The dollar sank to a fresh two-year low against the euro on Tuesday after data showed U.S. core consumer prices rose less than expected in March, bolstering expectations the Federal Reserve may be more inclined to cut interest rates this year.
The dollar also dropped against the yen and sterling, which breached $2 for the first time in almost 15 years as UK inflation data cemented expectations the Bank of England will raise rates next month.
Tuesday's economic releases renewed worries among investors the U.S. economy may be slowing, compared with solid growth in other regions such as Europe and Asia, analysts said.
"The outlook for the U.S. economy and for interest rates just does not bode well for the dollar," said David Durrant, chief strategist at Julius Baer Investment Management. "Investors are at a point where they'd rather send money abroad where rates of return are much higher."
In afternoon trading, the euro was up 0.3%, after touching a two-year high of $1.3595, less than 1 cent below a record high of $1.3670.
The dollar sold off after data showed U.S. core consumer inflation grew just 0.1% in March, lower than market forecasts for a rise of 0.2%. In another report, U.S. March industrial output fell 0.2%.
After the data, the interest rate futures market was factoring in a quarter-percentage-point ease by year-end in the benchmark federal funds rate, currently at 5.25%, and was leaning more toward a second cut.
By contrast, the European Central Bank, although it kept benchmark interest rates unchanged at 3.75% last Thursday, has signaled it is likely to raise rates in June or beyond to stem higher inflation.
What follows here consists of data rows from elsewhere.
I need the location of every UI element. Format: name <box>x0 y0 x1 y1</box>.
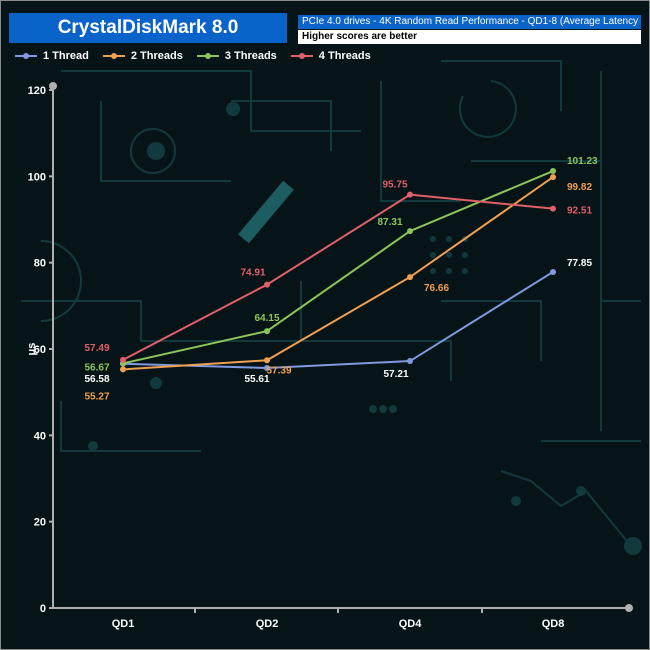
data-label: 55.27 <box>84 391 109 402</box>
data-label: 99.82 <box>567 182 592 193</box>
data-point <box>120 366 126 373</box>
y-axis-label: μs <box>26 343 38 356</box>
y-tick-label: 120 <box>28 85 46 97</box>
data-label: 95.75 <box>382 180 407 191</box>
data-point <box>407 191 413 198</box>
data-point <box>550 174 556 181</box>
chart-frame: CrystalDiskMark 8.0 PCIe 4.0 drives - 4K… <box>0 0 650 650</box>
data-point <box>550 205 556 212</box>
series-line-2 <box>122 176 554 371</box>
series-line-3 <box>122 170 554 365</box>
y-tick-label: 20 <box>34 517 46 529</box>
y-tick-label: 100 <box>28 171 46 183</box>
x-axis-end-cap <box>625 604 633 612</box>
x-tick-label: QD2 <box>256 618 279 630</box>
data-label: 101.23 <box>567 156 598 167</box>
data-label: 56.58 <box>84 374 109 385</box>
data-point <box>407 274 413 281</box>
x-tick-label: QD4 <box>399 618 423 630</box>
data-point <box>120 356 126 363</box>
data-label: 57.21 <box>383 369 408 380</box>
data-point <box>264 357 270 364</box>
data-label: 92.51 <box>567 206 592 217</box>
data-point <box>264 328 270 335</box>
y-tick-label: 0 <box>40 603 46 615</box>
data-point <box>550 268 556 275</box>
data-label: 64.15 <box>254 313 279 324</box>
data-point <box>264 281 270 288</box>
data-point <box>550 168 556 175</box>
y-tick-label: 40 <box>34 430 46 442</box>
data-point <box>407 228 413 235</box>
data-label: 56.67 <box>84 362 109 373</box>
data-label: 76.66 <box>424 283 449 294</box>
data-label: 87.31 <box>377 217 402 228</box>
x-tick-label: QD1 <box>112 618 135 630</box>
series-line-4 <box>122 193 554 361</box>
line-chart: 020406080100120QD1 QD2 QD4 QD8μs56.58 55.61 5… <box>26 82 633 630</box>
x-tick-label: QD8 <box>542 618 565 630</box>
y-axis-end-cap <box>49 82 57 90</box>
data-label: 57.39 <box>266 365 291 376</box>
data-label: 74.91 <box>240 268 265 279</box>
data-point <box>407 358 413 365</box>
data-label: 77.85 <box>567 258 592 269</box>
data-label: 57.49 <box>84 343 109 354</box>
y-tick-label: 80 <box>34 258 46 270</box>
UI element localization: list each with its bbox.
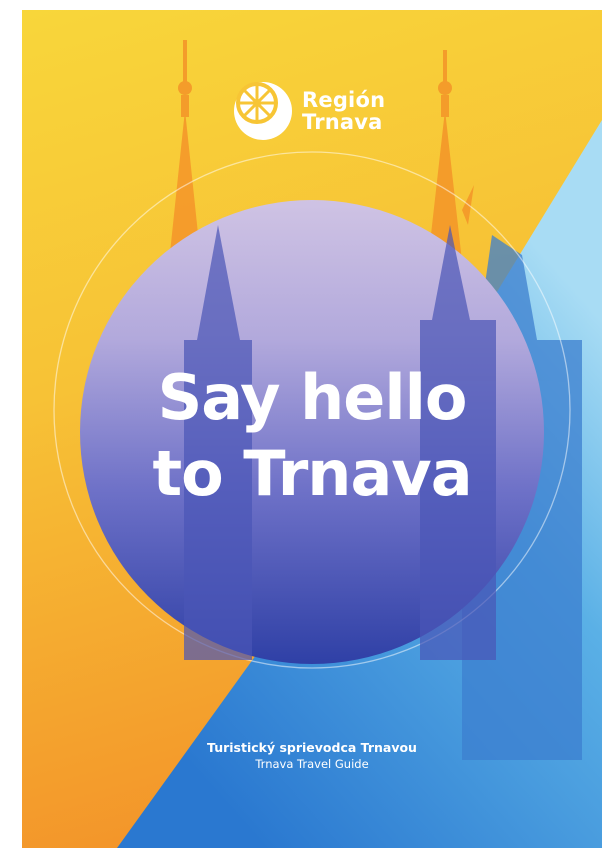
brand-line-2: Trnava bbox=[302, 110, 383, 134]
brand-wordmark: Región Trnava bbox=[302, 89, 385, 133]
brochure-cover: Región Trnava Say hello to Trnava Turist… bbox=[22, 10, 602, 848]
subtitle-slovak: Turistický sprievodca Trnavou bbox=[207, 740, 417, 755]
cover-footer: Turistický sprievodca Trnavou Trnava Tra… bbox=[22, 740, 602, 771]
region-trnava-logo: Región Trnava bbox=[234, 80, 385, 142]
headline-line-1: Say hello bbox=[157, 361, 468, 434]
headline-line-2: to Trnava bbox=[152, 437, 472, 510]
wheel-logo-icon bbox=[234, 82, 292, 140]
subtitle-english: Trnava Travel Guide bbox=[255, 757, 369, 771]
brand-line-1: Región bbox=[302, 88, 386, 112]
cover-headline: Say hello to Trnava bbox=[22, 360, 602, 512]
"We've seen some yen buying. I think we've had a nice trend that went one way and there's been some nice profit-taking going on," said Jeff Gladstein, global head of FX trading at AIG Financial Products in Wilton, Connecticut.
Investors had sold the Japanese currency after the Group of Seven rich nations did not address yen weakness at their meeting in Washington over the weekend. That encouraged investors to put on carry trades, in which investors borrow funds in low-yielding currencies such as the yen to invest in higher-returning assets like sterling.
"At this point, we're just biding some time here," said Gladstein, before traders resume selling the yen.
Sterling was up 0.9% , and hit its highest point since September 1992. The pound last hit the $2 level just before Britain exited the pre-euro Exchange Rate Mechanism in 1992. Earlier on Tuesday, data showed British consumer prices had accelerated at a 3.1% annual rate in March, the highest level since comparable records began in 1997.
The UK data reinforced expectations for an inflation-busting May interest rate hike in Britain to 5.5% and priced in the possibility of more hikes.
"Sterling's rise to the $2.0 level for the first time since September 1992 is an important landmark in the high-yielding make-up of currency carry trades as well as a key development in the weakness of the U.S. dollar," said Ashraf Laidi, chief FX analyst at CMC Markets in New York, in a research note.
Support for European currencies also came after the release of Germany's ZEW index, which showed sentiment among German investors on the outlook for Europe's largest economy improved more than expected in April.